Unforgiven’s script then, is a masterful tale about the messy and brutal truth of the West. It’s a period that is still eulogised, but with a lot of the sharper edges sanded off, lynching, violence, the destruction of native land and people, religious persecution and the subjugation of women? Best forgot.

But they are always there, those inconvenient yet persistent truths. Hell, even John Wayne had his cynical moments.

For this part, we’ll leave you with Unforgiven’s haunting coda.

Some years later, Mrs. Ansonia Feathers made the arduous journey to Hodgeman County to visit the last resting place of her only daughter. William Munny had long since disappeared with the children... some said to San Francisco where it was rumored he prospered in dry goods. And there was nothing on the marker to explain to Mrs.
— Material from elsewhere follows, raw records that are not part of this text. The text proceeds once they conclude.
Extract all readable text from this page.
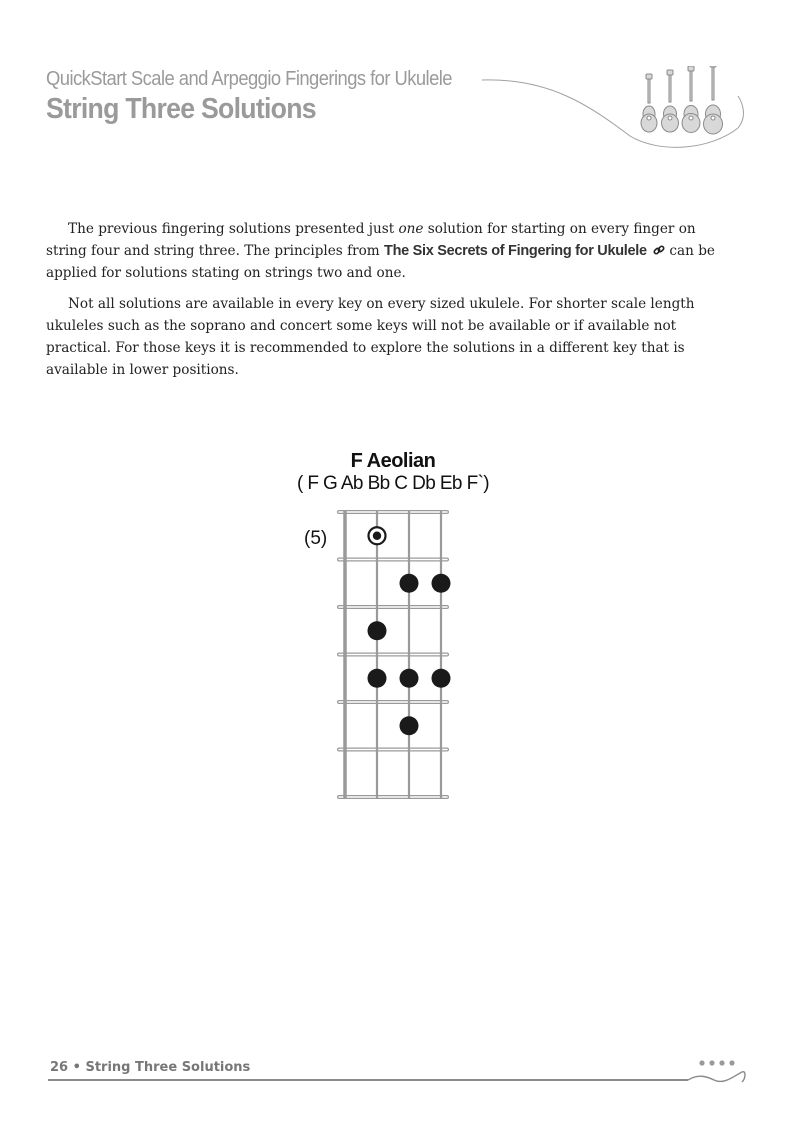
QuickStart Scale and Arpeggio Fingerings for Ukulele
String Three Solutions

The previous fingering solutions presented just one solution for starting on every finger on string four and string three. The principles from The Six Secrets of Fingering for Ukulele  can be applied for solutions stating on strings two and one.

Not all solutions are available in every key on every sized ukulele. For shorter scale length ukuleles such as the soprano and concert some keys will not be available or if available not practical. For those keys it is recommended to explore the solutions in a different key that is available in lower positions.

F Aeolian
( F G Ab Bb C Db Eb F`)
(5)
26 • String Three Solutions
Feathers why her only daughter had married a known thief and murderer, a man of notoriously vicious and intemperate disposition.

A Very Crowded Castle

And then, there is our very own Narcisa. We think we’re writing a great story, but who’s telling it? 150,000 words in, and even we aren’t entirely sure.
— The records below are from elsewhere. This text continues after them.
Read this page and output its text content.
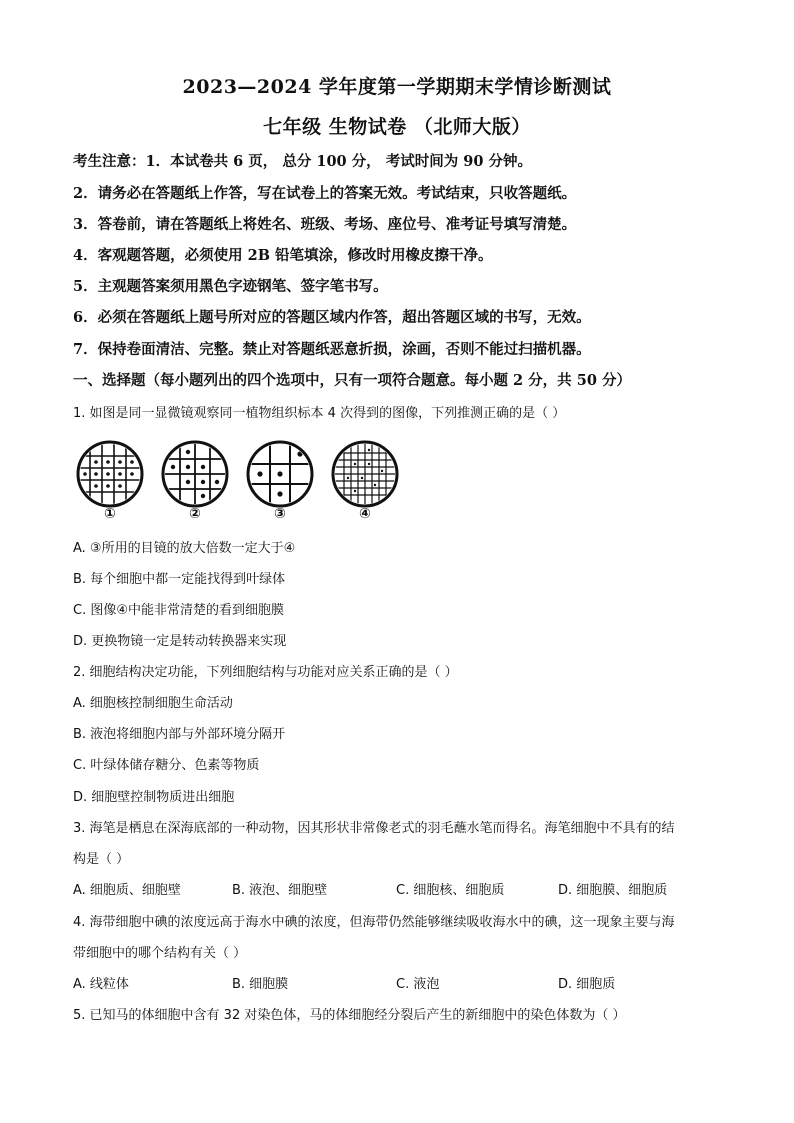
2023—2024 学年度第一学期期末学情诊断测试
七年级 生物试卷 （北师大版）
考生注意：1．本试卷共 6 页， 总分 100 分， 考试时间为 90 分钟。
2．请务必在答题纸上作答，写在试卷上的答案无效。考试结束，只收答题纸。
3．答卷前，请在答题纸上将姓名、班级、考场、座位号、准考证号填写清楚。
4．客观题答题，必须使用 2B 铅笔填涂，修改时用橡皮擦干净。
5．主观题答案须用黑色字迹钢笔、签字笔书写。
6．必须在答题纸上题号所对应的答题区域内作答，超出答题区域的书写，无效。
7．保持卷面清洁、完整。禁止对答题纸恶意折损，涂画，否则不能过扫描机器。
一、选择题（每小题列出的四个选项中，只有一项符合题意。每小题 2 分，共 50 分）
1. 如图是同一显微镜观察同一植物组织标本 4 次得到的图像，下列推测正确的是（ ）
①	②	③	④
A. ③所用的目镜的放大倍数一定大于④
B. 每个细胞中都一定能找得到叶绿体
C. 图像④中能非常清楚的看到细胞膜
D. 更换物镜一定是转动转换器来实现
2. 细胞结构决定功能，下列细胞结构与功能对应关系正确的是（ ）
A. 细胞核控制细胞生命活动
B. 液泡将细胞内部与外部环境分隔开
C. 叶绿体储存糖分、色素等物质
D. 细胞壁控制物质进出细胞
3. 海笔是栖息在深海底部的一种动物，因其形状非常像老式的羽毛蘸水笔而得名。海笔细胞中不具有的结
构是（ ）
A. 细胞质、细胞壁	B. 液泡、细胞壁	C. 细胞核、细胞质	D. 细胞膜、细胞质
4. 海带细胞中碘的浓度远高于海水中碘的浓度，但海带仍然能够继续吸收海水中的碘，这一现象主要与海
带细胞中的哪个结构有关（ ）
A. 线粒体	B. 细胞膜	C. 液泡	D. 细胞质
5. 已知马的体细胞中含有 32 对染色体，马的体细胞经分裂后产生的新细胞中的染色体数为（ ）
Is it the Aunt, with her careful framing and manipulative omissions? Is it Narcisa herself, who embellishes, performs, and glories in her own theatrics? (The book is named after her, after all—is that a clue? Maybe.)
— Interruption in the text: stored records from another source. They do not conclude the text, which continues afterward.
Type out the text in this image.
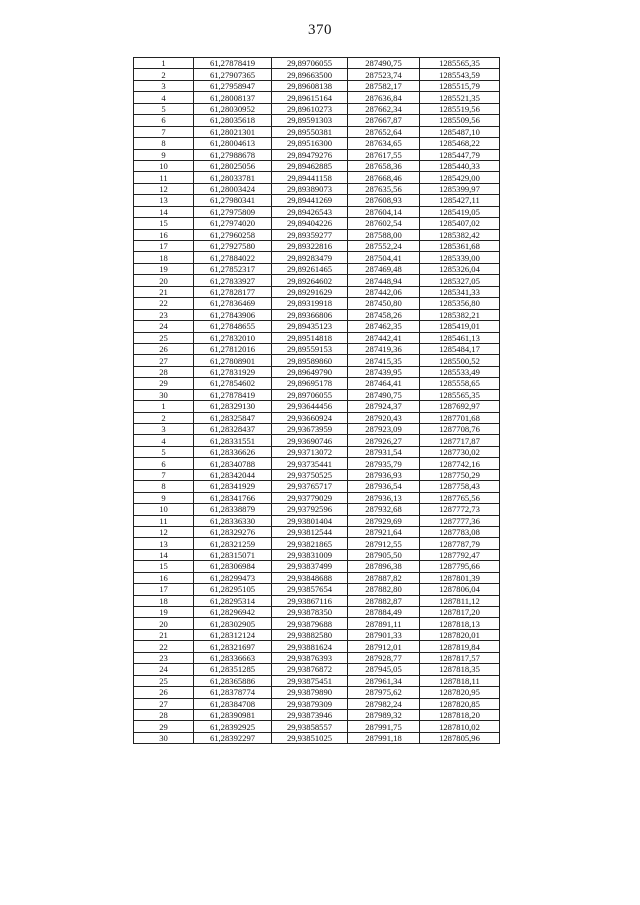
370
1	61,27878419	29,89706055	287490,75	1285565,35
2	61,27907365	29,89663500	287523,74	1285543,59
3	61,27958947	29,89608138	287582,17	1285515,79
4	61,28008137	29,89615164	287636,84	1285521,35
5	61,28030952	29,89610273	287662,34	1285519,56
6	61,28035618	29,89591303	287667,87	1285509,56
7	61,28021301	29,89550381	287652,64	1285487,10
8	61,28004613	29,89516300	287634,65	1285468,22
9	61,27988678	29,89479276	287617,55	1285447,79
10	61,28025056	29,89462885	287658,36	1285440,33
11	61,28033781	29,89441158	287668,46	1285429,00
12	61,28003424	29,89389073	287635,56	1285399,97
13	61,27980341	29,89441269	287608,93	1285427,11
14	61,27975809	29,89426543	287604,14	1285419,05
15	61,27974020	29,89404226	287602,54	1285407,02
16	61,27960258	29,89359277	287588,00	1285382,42
17	61,27927580	29,89322816	287552,24	1285361,68
18	61,27884022	29,89283479	287504,41	1285339,00
19	61,27852317	29,89261465	287469,48	1285326,04
20	61,27833927	29,89264602	287448,94	1285327,05
21	61,27828177	29,89291629	287442,06	1285341,33
22	61,27836469	29,89319918	287450,80	1285356,80
23	61,27843906	29,89366806	287458,26	1285382,21
24	61,27848655	29,89435123	287462,35	1285419,01
25	61,27832010	29,89514818	287442,41	1285461,13
26	61,27812016	29,89559153	287419,36	1285484,17
27	61,27808901	29,89589860	287415,35	1285500,52
28	61,27831929	29,89649790	287439,95	1285533,49
29	61,27854602	29,89695178	287464,41	1285558,65
30	61,27878419	29,89706055	287490,75	1285565,35
1	61,28329130	29,93644456	287924,37	1287692,97
2	61,28325847	29,93660924	287920,43	1287701,68
3	61,28328437	29,93673959	287923,09	1287708,76
4	61,28331551	29,93690746	287926,27	1287717,87
5	61,28336626	29,93713072	287931,54	1287730,02
6	61,28340788	29,93735441	287935,79	1287742,16
7	61,28342044	29,93750525	287936,93	1287750,29
8	61,28341929	29,93765717	287936,54	1287758,43
9	61,28341766	29,93779029	287936,13	1287765,56
10	61,28338879	29,93792596	287932,68	1287772,73
11	61,28336330	29,93801404	287929,69	1287777,36
12	61,28329276	29,93812544	287921,64	1287783,08
13	61,28321259	29,93821865	287912,55	1287787,79
14	61,28315071	29,93831009	287905,50	1287792,47
15	61,28306984	29,93837499	287896,38	1287795,66
16	61,28299473	29,93848688	287887,82	1287801,39
17	61,28295105	29,93857654	287882,80	1287806,04
18	61,28295314	29,93867116	287882,87	1287811,12
19	61,28296942	29,93878350	287884,49	1287817,20
20	61,28302905	29,93879688	287891,11	1287818,13
21	61,28312124	29,93882580	287901,33	1287820,01
22	61,28321697	29,93881624	287912,01	1287819,84
23	61,28336663	29,93876393	287928,77	1287817,57
24	61,28351285	29,93876872	287945,05	1287818,35
25	61,28365886	29,93875451	287961,34	1287818,11
26	61,28378774	29,93879890	287975,62	1287820,95
27	61,28384708	29,93879309	287982,24	1287820,85
28	61,28390981	29,93873946	287989,32	1287818,20
29	61,28392925	29,93858557	287991,75	1287810,02
30	61,28392297	29,93851025	287991,18	1287805,96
Or is it the Castle itself, shifting and swelling in the dark?

We see the narrative baton switch like a relay in every rewrite. With every change of narrator, power shifts. Control is grasped or ceded. Red herrings are made redder—or simply eaten. Many characters are vying to control the story of our “blundering nincompoop” heroin, including us.

But she is a slippery so-and-so, but we do know one thing. One day soon, it will all be down to her.

Bu we get ahead ourselves, for it all started simply, with a worldly, troubled Aunt needing, just like the Rev Cherrycoke, a place to stay. To keep her bed and board, she must concoct a tale that will stretch across many, many nights.

And so, like her Arabian Nights counterpart, perhaps one of the greatest unreliable narrators of all time, her story starts simply enough: a girl is running...

No, more.

Running for her life!

So Scheherazade began…

Read the first chapter of Narcisa Before Narcisa here

Pants on Fire…

Why is it such a joy to hide in the liars? Because they mirror what we do every day. No one recounts their actual life without rearranging it.

We minimise failures.

We elevate wounds.

We soften cruelties.

We big-up heroics.

We tell ourselves a version of our life that we can live with.

And when we do the same in our work, we hope our readers follow suit, however far fetched it all is.

Writing makes liars of us all because writing is selection. And selection is distortion.

The moment you begin a sentence — “Honestly, this happened…” — you have already a Rashomon moment, because you can immediately think “but, well maybe not exactly like this.”

Last word? Well, we started thinking about this whole thing because we were spinning Thin Lizzy’s Don’t Believe a Word in the office. So really, what better sign off to this whole piece than from the pirate poet himself, Phil Lynnot?

Don't believe me if I tell you
Not a word of this is true
Don't believe me if I tell you, especially if I tell you
I'm in love with you

Don't believe a word
For words are so easily spoken
And your heart is just like that promise
Made to be broken

Don’t indeed…

In closing then, we are sure you have your own favourite untrustworthy narrator.

A liar, a seducer, a fanatic…or yourself?